Puzzle
Elle repassa au bureau pour chercher rapidement l’adresse de ce fameux Hostiaz. Elle se dit qu’avec un peu de chance, il était toujours chaudronnier et donc, dans les pages jaunes.
Fabrice l’accompagna. Comme il se traînait sur une mince enquête autour de vol de bouteilles de vin dans les réserves des restos du coin et qu’il n’avançait pas, il se proposa pour l’enquête. Le patron savait que Charlotte était jeune, fragile et qu’elle aurait besoin d’aide. Il accepta immédiatement.
Les recherches dans l’annuaire furent aussitôt fructueuses : il y avait bien un Hostiaz, chaudronnier de son état, dans l’autre zone industrielle de la ville.
Ils décidèrent de s’y rendre immédiatement. Pas la peine de s’annoncer. Il valait mieux se réserver un effet de surprise. C’est dans ce moment infime qu’il faut être particulièrement attentif : essayer de lire dans les yeux du type s’il s’attendait à avoir de la visite, tenter de décrypter la réaction, voir s’il ment ou pas…
En arrivant devant le nouvel atelier de chaudronnerie, les enquêteurs comprirent tout de suite pourquoi l’ancien avait été abandonné. Là, c’était du grand, du moderne, du neuf. Pourtant l’économie locale n’était pas au beau fixe. Partout dans le secteur automobile, ça fermait, ça licenciait, ça restructurait. Ici, une entreprise comme ça travaillait forcément pour l’industrie auto. Il n’y avait que ça, de toute façon. Alors, ce clinquant, cette entrée digne d’une entreprise en communication, cette façade sans doute réalisée par un architecte jeune et ambitieux, d’emblée, c’était louche. Du moins, c’est ce que pensa Fabrice.
Charlotte se contenta de noter sur son carnet : « Il a gagné au loto, ce mec ? »

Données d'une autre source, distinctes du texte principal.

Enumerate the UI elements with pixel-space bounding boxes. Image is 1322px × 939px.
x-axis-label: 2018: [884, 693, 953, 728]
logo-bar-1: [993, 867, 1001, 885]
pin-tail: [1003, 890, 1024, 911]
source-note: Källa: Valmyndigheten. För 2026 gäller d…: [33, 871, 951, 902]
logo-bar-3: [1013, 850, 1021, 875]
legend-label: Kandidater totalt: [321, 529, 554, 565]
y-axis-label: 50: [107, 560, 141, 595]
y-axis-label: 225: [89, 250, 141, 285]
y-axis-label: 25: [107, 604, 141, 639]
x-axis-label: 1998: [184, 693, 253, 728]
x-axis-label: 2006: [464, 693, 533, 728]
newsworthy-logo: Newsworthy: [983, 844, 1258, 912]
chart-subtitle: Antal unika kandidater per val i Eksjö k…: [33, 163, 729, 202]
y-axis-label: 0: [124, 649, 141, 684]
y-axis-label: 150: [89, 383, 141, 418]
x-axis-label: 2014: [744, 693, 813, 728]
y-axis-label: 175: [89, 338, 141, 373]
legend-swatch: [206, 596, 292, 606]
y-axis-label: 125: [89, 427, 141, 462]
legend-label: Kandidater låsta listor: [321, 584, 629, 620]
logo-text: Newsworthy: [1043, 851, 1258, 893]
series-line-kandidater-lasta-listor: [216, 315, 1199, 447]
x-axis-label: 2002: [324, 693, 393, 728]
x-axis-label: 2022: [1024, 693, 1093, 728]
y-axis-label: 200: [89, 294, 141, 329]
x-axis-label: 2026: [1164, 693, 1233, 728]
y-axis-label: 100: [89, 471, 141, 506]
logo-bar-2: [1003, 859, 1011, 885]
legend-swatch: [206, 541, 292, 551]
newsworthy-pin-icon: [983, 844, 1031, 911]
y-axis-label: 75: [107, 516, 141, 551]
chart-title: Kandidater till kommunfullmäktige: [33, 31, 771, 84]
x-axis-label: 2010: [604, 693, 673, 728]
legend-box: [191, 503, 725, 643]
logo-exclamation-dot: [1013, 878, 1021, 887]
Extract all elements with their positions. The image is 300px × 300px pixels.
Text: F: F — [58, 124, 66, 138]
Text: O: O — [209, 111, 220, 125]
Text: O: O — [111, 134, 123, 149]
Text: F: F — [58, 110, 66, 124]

A l’accueil, il y avait une secrétaire qui téléphonait. Ce qui frappa immédiatement Charlotte, c’est qu’elle parlait en anglais. Ce n’était pas juste une entreprise locale de chaudronnerie à la botte du gros fabricant de voiturse qui faisait la pluie et le beau temps dans la région.
Quand elle eut raccroché, la secrétaire, Hélène, comme l’annonçait son badge, lança son plus beau sourire commercial aux deux agents de la force publique.
« - Que puis-je pour vous ? », lança-t-elle dans le joli langage fleuri des réceptionnistes…
« - Nous voudrions voir M. Hostiaz. »
« - Vous avez un rendez-vous... »
Ce n’était pas une question. Pour voir M. Hostiaz, il fallait avoir un rendez-vous.
« - Non. Nous n’aurons pas besoin de ça », coupa Fabrice en dégainant son badge.
La secrétaire décrocha immédiatement son téléphone pour prévenir son patron. Elle avait perdu son sourire.
Charlotte, prise d’un réflexe qu’elle ne pensait pas avoir, se pencha par-dessus le comptoir de l’accueil et, d’un geste de la main, raccrocha le téléphone.
« - Pas besoin de nous annoncer. Indiquez-nous juste son bureau, s’il vous plait. »
Elle tenait à lire dans ses yeux sa réaction.
« - C’est au dernier étage : prenez l’ascenseur, c’est à droite en sortant.
- Ne le prévenez pas », insista Charlotte.
Elle n’était pas sûre que la secrétaire obéirait. Après tout, elle n’en avait aucune obligation. Et si elle le faisait, elle se ferait taper sur les doigts ensuite, à coup sûr.
Une fois dans l’ascenseur, Fabrice eut un sifflement admiratif :
« - Punaise, j’aurais pas cru que tu avais autant de…d’autorité !
- Ouais, bon, ça va…Je veux juste conserver l’effet de surprise. J’espère qu’Hélène n’aura pas cafté…
- Ben, tu vois, vu comme tu lui as coupé la chique, ça m’étonnerait… »
Fabrice avait raison. Elle frappa à la porte du bureau et attendit à peine la première syllabe de la question « Qu’est-ce que c’est ? » pour rentrer.